Por otra parte los atuendos diseñados para la práctica del deporte no son los más adecuados para destacar, salvo muy honrosas excepciones, las cualidades de la elegancia. El otro día sin ir más lejos tuve una desafortunada experiencia sobre este mismo particular. Andaba yo accediendo a un edificio hospitalario cuando me crucé con una conocida que vestía una equipo completo para la práctica del tenis. Por supuesto al principio no la reconocí ataviada de esa forma, pero como me llamó la atención que una persona aparentemente normal vistiese así para acudir a un hospital la miré y la saludé sin detenerme. Seguramente sea la última vez que la salude. Ni a María Sharapova, a la que le queda tan bien la vestimenta propia del deporte que le permite ganarse la vida, se le ocurre ir a un hospital, salvo accidente laboral, así ataviada.
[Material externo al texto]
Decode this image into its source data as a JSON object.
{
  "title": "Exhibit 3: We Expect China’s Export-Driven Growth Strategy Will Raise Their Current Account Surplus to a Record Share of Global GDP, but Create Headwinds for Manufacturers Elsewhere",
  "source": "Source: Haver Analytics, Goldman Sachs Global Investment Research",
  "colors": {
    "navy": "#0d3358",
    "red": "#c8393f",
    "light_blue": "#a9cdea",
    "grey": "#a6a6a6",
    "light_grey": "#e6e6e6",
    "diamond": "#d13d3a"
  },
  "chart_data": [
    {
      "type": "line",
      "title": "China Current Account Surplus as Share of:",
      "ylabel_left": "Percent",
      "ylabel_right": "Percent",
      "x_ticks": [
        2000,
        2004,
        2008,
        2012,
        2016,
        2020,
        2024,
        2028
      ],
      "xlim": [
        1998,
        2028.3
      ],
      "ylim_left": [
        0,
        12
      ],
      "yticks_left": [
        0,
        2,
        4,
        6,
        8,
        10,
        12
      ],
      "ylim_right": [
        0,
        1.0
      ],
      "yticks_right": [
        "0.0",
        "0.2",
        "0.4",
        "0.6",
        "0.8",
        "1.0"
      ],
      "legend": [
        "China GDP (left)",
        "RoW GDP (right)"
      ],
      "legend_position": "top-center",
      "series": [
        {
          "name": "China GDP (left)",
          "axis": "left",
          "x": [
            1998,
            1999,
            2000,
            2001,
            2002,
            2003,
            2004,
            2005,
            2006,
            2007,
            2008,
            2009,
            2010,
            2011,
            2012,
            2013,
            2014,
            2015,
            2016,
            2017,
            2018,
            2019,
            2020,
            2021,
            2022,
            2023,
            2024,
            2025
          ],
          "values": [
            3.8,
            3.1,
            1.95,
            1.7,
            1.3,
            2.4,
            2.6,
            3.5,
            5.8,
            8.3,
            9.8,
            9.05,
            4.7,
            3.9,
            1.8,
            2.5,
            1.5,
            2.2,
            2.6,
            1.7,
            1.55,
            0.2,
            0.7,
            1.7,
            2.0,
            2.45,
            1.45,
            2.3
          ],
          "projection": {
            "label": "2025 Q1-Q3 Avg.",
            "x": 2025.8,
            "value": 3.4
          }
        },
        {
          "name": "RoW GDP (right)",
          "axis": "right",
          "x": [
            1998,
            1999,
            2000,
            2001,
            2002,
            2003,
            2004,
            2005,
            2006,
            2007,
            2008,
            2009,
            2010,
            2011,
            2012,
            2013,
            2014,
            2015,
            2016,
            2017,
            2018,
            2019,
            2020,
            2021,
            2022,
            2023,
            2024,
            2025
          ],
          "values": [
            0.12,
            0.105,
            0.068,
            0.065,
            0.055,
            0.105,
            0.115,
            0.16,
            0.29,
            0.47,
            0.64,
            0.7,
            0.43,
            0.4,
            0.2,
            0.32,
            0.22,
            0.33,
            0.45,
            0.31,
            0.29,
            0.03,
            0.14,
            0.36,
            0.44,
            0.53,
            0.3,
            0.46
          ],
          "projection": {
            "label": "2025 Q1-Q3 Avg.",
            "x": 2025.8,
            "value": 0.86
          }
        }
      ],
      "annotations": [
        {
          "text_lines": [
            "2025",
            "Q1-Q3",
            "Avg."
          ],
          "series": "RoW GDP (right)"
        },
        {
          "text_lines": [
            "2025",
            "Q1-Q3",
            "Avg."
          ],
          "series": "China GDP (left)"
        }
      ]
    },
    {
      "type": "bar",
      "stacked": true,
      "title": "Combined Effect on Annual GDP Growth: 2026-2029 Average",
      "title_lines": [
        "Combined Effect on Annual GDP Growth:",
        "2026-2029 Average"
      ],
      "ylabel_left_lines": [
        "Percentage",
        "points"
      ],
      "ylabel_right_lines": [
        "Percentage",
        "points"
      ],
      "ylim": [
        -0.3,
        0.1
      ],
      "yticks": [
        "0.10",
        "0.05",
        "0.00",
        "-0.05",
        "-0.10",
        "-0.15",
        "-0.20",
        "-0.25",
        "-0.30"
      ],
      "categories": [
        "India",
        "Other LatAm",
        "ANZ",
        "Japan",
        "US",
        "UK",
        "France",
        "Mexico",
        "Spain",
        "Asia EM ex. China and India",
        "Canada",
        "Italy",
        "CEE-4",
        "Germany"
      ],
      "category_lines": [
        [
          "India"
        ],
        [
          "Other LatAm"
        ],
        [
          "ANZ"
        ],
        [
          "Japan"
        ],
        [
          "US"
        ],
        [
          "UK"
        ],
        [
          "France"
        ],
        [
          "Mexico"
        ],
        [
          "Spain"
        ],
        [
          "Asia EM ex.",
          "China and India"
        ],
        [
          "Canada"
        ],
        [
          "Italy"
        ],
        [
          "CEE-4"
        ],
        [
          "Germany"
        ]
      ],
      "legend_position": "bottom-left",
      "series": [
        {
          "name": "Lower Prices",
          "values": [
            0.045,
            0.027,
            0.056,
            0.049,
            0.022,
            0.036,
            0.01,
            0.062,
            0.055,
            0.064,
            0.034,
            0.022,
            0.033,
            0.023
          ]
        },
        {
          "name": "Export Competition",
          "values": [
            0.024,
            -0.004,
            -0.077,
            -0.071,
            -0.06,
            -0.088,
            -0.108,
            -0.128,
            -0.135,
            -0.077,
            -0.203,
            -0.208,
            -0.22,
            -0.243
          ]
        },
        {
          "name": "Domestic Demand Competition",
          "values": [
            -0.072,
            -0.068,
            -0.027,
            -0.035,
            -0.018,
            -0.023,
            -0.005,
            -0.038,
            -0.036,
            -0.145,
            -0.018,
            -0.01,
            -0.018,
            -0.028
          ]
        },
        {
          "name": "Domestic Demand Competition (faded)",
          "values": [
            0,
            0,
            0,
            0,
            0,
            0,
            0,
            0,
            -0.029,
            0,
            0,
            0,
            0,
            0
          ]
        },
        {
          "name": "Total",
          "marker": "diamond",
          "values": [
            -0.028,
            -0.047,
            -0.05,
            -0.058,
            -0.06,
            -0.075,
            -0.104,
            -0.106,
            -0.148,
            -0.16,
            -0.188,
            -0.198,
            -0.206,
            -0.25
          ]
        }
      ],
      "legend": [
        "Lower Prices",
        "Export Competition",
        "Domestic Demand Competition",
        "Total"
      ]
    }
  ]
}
Como comento más arriba no es que yo pretenda que los seres humanos dejen de practicar ejercicio físico recreativo, pero sí creo que esta práctica no debe mezclarse con el resto de las actividades cotidianas de las personas. Ir ataviado con un chándal (buzo en Costa Rica) es de muy mal gusto, sea un hombre o una mujer la que lo luzca. A no ser que su uso se limite al momento en que se está haciendo deporte o en el trayecto de la casa de cada uno al establecimiento pertinente destinado a la práctica del deporte correspondiente. En mi caso particular yo intento que ese trayecto sea lo más rápido y anónimo posible.
Para mi no existe distinción entre los jóvenes que van ataviados con zapatillas deportivas y camiseta de su equipo de fútbol y las señoras que pasean por el supermercado con la ropa del gimnasio. Es más, seguramente los primeros ni siquiera han sudado.